Once upon a time, when my daily job was to deliver news on the radio, I would check a variety of websites to see what the most popular stories were. It was a way to make sure that my editorial judgment was in line with what my listeners were actually interested in. But, sometimes, I had to veto the popular vote and ignore the most popular story of the day.
I rationalized my vetoes on the theory that most of the listeners had already heard about the most popular story of the day, and would also benefit from hearing other stories that they had not come across. But, in some cases, I just didn't think most popular equated to most newsworthy.
You can easily guess on most days what the lead story is going to be on the national news. Today, for example, it will be the formal charges filed against the suspect in the Boston marathon bombings. That's my prediction as this is written, barring anything major occurring between now and the evening news.
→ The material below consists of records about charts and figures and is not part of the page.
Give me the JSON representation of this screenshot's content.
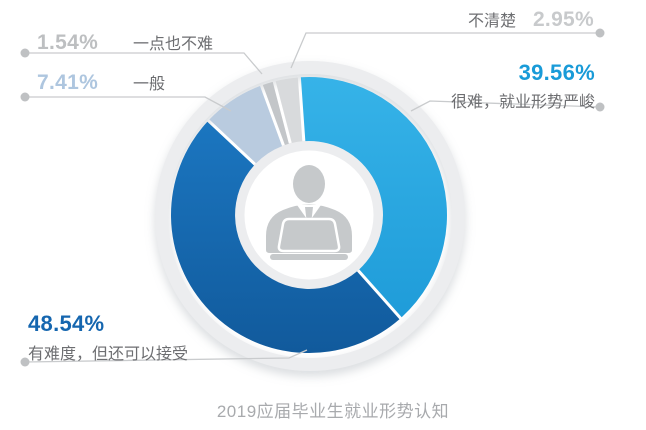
{
  "title": "2019应届毕业生就业形势认知",
  "chart_data": {
    "type": "pie",
    "subtype": "donut",
    "title": "2019应届毕业生就业形势认知",
    "start_angle_deg": -4,
    "direction": "clockwise",
    "units": "%",
    "total": 100,
    "legend_position": "callout-labels",
    "center_icon": "person-at-laptop-icon",
    "slices": [
      {
        "label": "很难，就业形势严峻",
        "value": 39.56,
        "pct_text": "39.56%",
        "color": "#29a8e0",
        "color2": "#1f9cd9",
        "color1": "#36b3e8",
        "pct_color": "#199bd8"
      },
      {
        "label": "有难度，但还可以接受",
        "value": 48.54,
        "pct_text": "48.54%",
        "color": "#1465ad",
        "color2": "#115a9c",
        "color1": "#1b76c0",
        "pct_color": "#1566af"
      },
      {
        "label": "一般",
        "value": 7.41,
        "pct_text": "7.41%",
        "color": "#b9cbdf",
        "pct_color": "#aec6df"
      },
      {
        "label": "一点也不难",
        "value": 1.54,
        "pct_text": "1.54%",
        "color": "#c3c6c9",
        "pct_color": "#bdbfc1"
      },
      {
        "label": "不清楚",
        "value": 2.95,
        "pct_text": "2.95%",
        "color": "#d8dadc",
        "pct_color": "#c8cacc"
      }
    ],
    "colors": {
      "leader_line": "#c9cbcd",
      "leader_dot": "#bfc1c3",
      "rim": "#ecedef",
      "icon": "#c6c9cb",
      "label_text": "#6d6e71",
      "title_text": "#a8aaad"
    }
  }
}
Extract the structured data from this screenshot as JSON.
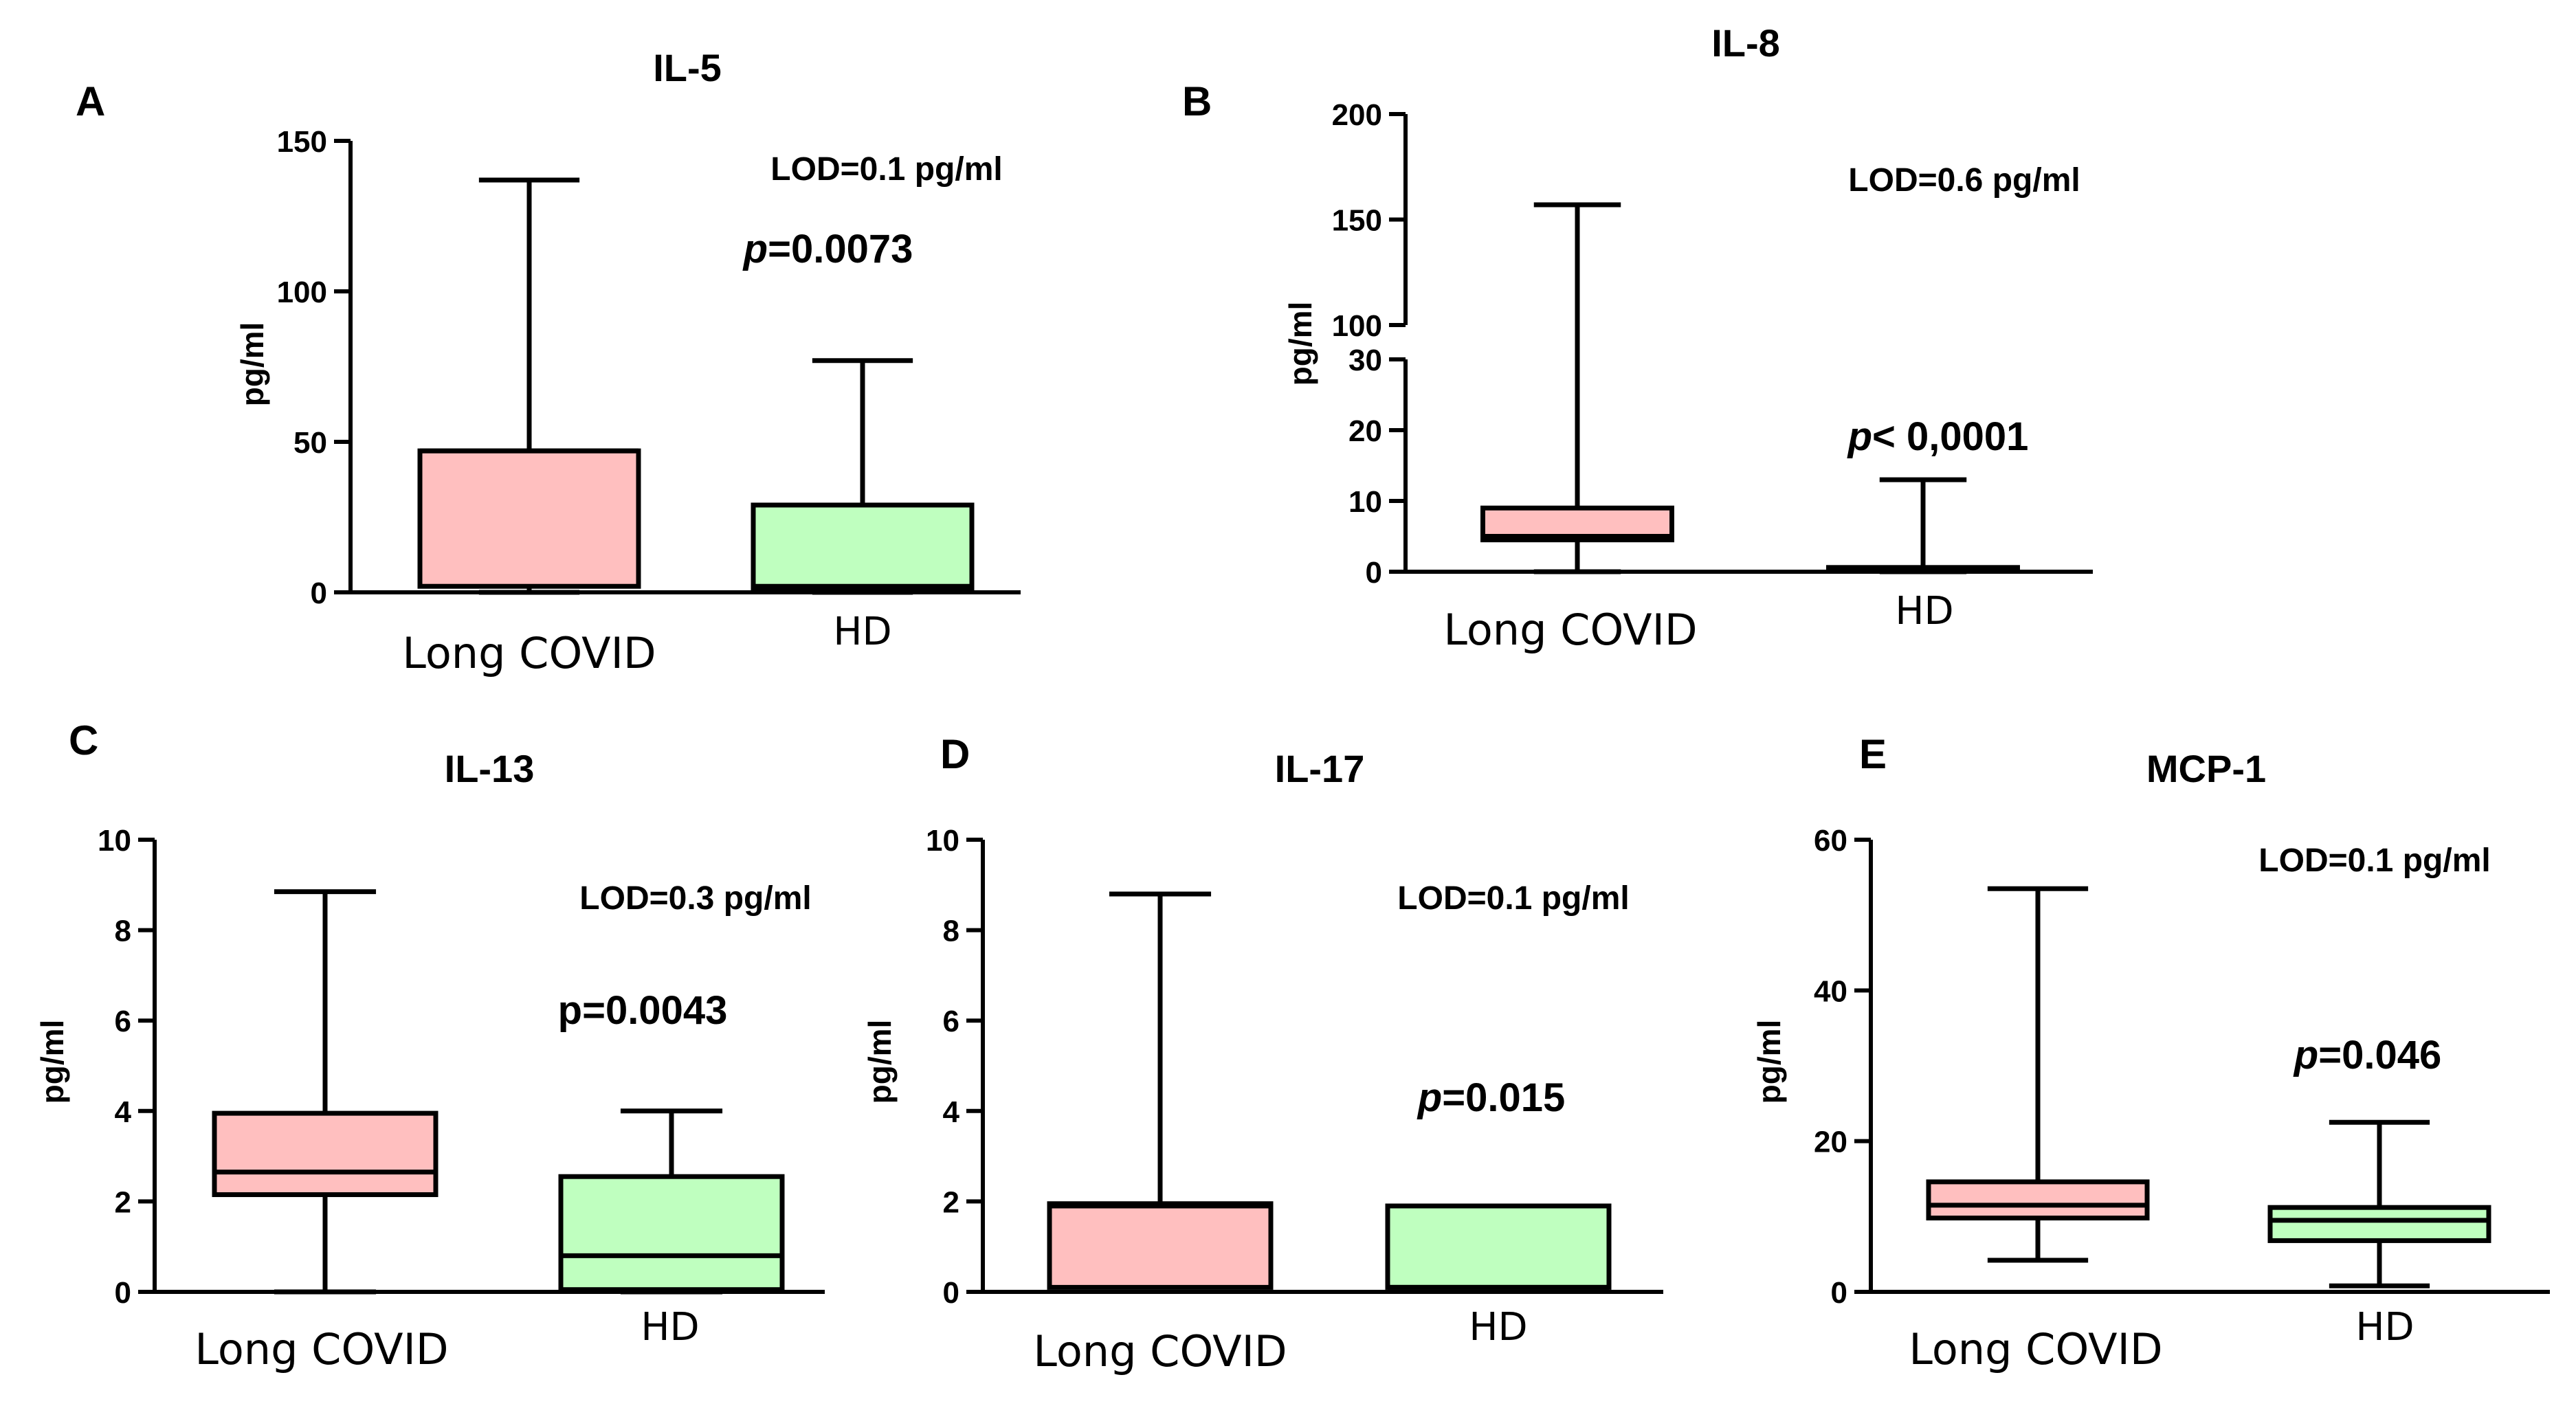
{
  "figure": {
    "groups": [
      "Long COVID",
      "HD"
    ]
  },
  "colors": {
    "long_covid_fill": "#FFBFBF",
    "hd_fill": "#BFFFBF",
    "stroke": "#000000"
  },
  "chart_data": [
    {
      "panel": "A",
      "type": "box",
      "title": "IL-5",
      "ylabel": "pg/ml",
      "ylim": [
        0,
        150
      ],
      "yticks": [
        0,
        50,
        100,
        150
      ],
      "annotation": "LOD=0.1 pg/ml",
      "p_prefix": "p",
      "p_rest": "=0.0073",
      "boxes": [
        {
          "group": "Long COVID",
          "min": 0,
          "q1": 2,
          "median": 47,
          "q3": 47,
          "max": 137
        },
        {
          "group": "HD",
          "min": 0,
          "q1": 1,
          "median": 2,
          "q3": 29,
          "max": 77
        }
      ]
    },
    {
      "panel": "B",
      "type": "box",
      "title": "IL-8",
      "ylabel": "pg/ml",
      "ylim": [
        0,
        200
      ],
      "axis_break": [
        30,
        100
      ],
      "yticks": [
        0,
        10,
        20,
        30,
        100,
        150,
        200
      ],
      "annotation": "LOD=0.6 pg/ml",
      "p_prefix": "p",
      "p_rest": "< 0,0001",
      "boxes": [
        {
          "group": "Long COVID",
          "min": 0,
          "q1": 4.5,
          "median": 5,
          "q3": 9,
          "max": 157
        },
        {
          "group": "HD",
          "min": 0,
          "q1": 0.2,
          "median": 0.5,
          "q3": 0.6,
          "max": 13
        }
      ]
    },
    {
      "panel": "C",
      "type": "box",
      "title": "IL-13",
      "ylabel": "pg/ml",
      "ylim": [
        0,
        10
      ],
      "yticks": [
        0,
        2,
        4,
        6,
        8,
        10
      ],
      "annotation": "LOD=0.3 pg/ml",
      "p_prefix": "",
      "p_rest": "p=0.0043",
      "boxes": [
        {
          "group": "Long COVID",
          "min": 0,
          "q1": 2.15,
          "median": 2.65,
          "q3": 3.95,
          "max": 8.85
        },
        {
          "group": "HD",
          "min": 0,
          "q1": 0.05,
          "median": 0.8,
          "q3": 2.55,
          "max": 4.0
        }
      ]
    },
    {
      "panel": "D",
      "type": "box",
      "title": "IL-17",
      "ylabel": "pg/ml",
      "ylim": [
        0,
        10
      ],
      "yticks": [
        0,
        2,
        4,
        6,
        8,
        10
      ],
      "annotation": "LOD=0.1 pg/ml",
      "p_prefix": "p",
      "p_rest": "=0.015",
      "boxes": [
        {
          "group": "Long COVID",
          "min": 0.1,
          "q1": 0.1,
          "median": 1.9,
          "q3": 1.95,
          "max": 8.8
        },
        {
          "group": "HD",
          "min": 0.1,
          "q1": 0.1,
          "median": 0.1,
          "q3": 1.9,
          "max": 1.9
        }
      ]
    },
    {
      "panel": "E",
      "type": "box",
      "title": "MCP-1",
      "ylabel": "pg/ml",
      "ylim": [
        0,
        60
      ],
      "yticks": [
        0,
        20,
        40,
        60
      ],
      "annotation": "LOD=0.1 pg/ml",
      "p_prefix": "p",
      "p_rest": "=0.046",
      "boxes": [
        {
          "group": "Long COVID",
          "min": 4.2,
          "q1": 9.8,
          "median": 11.5,
          "q3": 14.6,
          "max": 53.5
        },
        {
          "group": "HD",
          "min": 0.8,
          "q1": 6.8,
          "median": 9.5,
          "q3": 11.2,
          "max": 22.5
        }
      ]
    }
  ]
}
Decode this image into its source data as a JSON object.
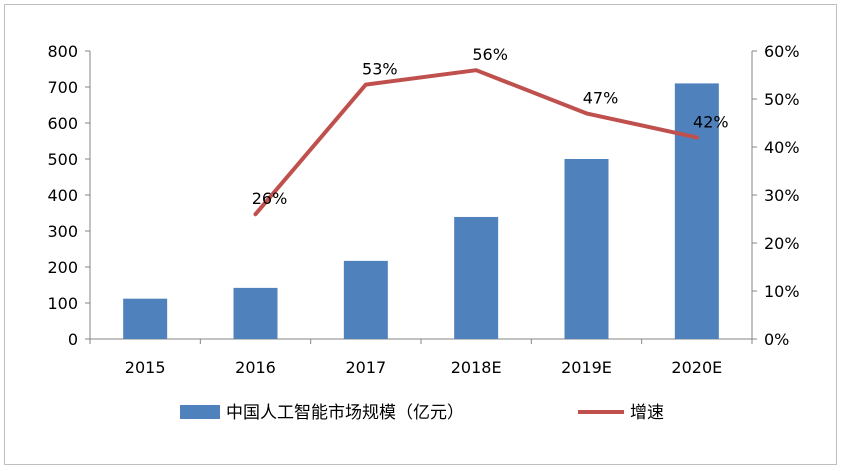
{
  "chart_data": {
    "type": "bar+line",
    "categories": [
      "2015",
      "2016",
      "2017",
      "2018E",
      "2019E",
      "2020E"
    ],
    "series": [
      {
        "name": "中国人工智能市场规模（亿元）",
        "type": "bar",
        "axis": "left",
        "color": "#4f81bd",
        "values": [
          112,
          142,
          217,
          339,
          500,
          710
        ]
      },
      {
        "name": "增速",
        "type": "line",
        "axis": "right",
        "color": "#c0504d",
        "values": [
          null,
          26,
          53,
          56,
          47,
          42
        ],
        "labels": [
          "",
          "26%",
          "53%",
          "56%",
          "47%",
          "42%"
        ]
      }
    ],
    "y_left": {
      "min": 0,
      "max": 800,
      "step": 100,
      "ticks": [
        "0",
        "100",
        "200",
        "300",
        "400",
        "500",
        "600",
        "700",
        "800"
      ]
    },
    "y_right": {
      "min": 0,
      "max": 60,
      "step": 10,
      "ticks": [
        "0%",
        "10%",
        "20%",
        "30%",
        "40%",
        "50%",
        "60%"
      ]
    },
    "grid": false,
    "legend_position": "bottom"
  }
}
You might also be able to guess what the most popular story of the day has been for most of the past 24 hours. The Boston bomber is in the chase, but most people want to read more about Reese Witherspoon's disorderly conduct arrest. I'm not sure what that says about us. Perhaps, it's just that we're humans, still interested in rubber-necking at accidents and gossiping over the back fence.
When I was a practicing journalist, people would occasionally ask me why I didn't report on this or that story. And, inevitably, the answer would be that the listener just wasn't interested. If cable news channels have shown us anything, it's that people want to watch news that interests them, not news that should interest them. On the same news cycle that chronicled Ms. Witherspoon's troubles, readers could have learned about the Taliban kidnapping a helicopter crew or about a man killing four people in Washington State. Both of those were in the top ten, right next to "news" about Kardashians.
I think I'm glad I don't have make those kind of decisions anymore.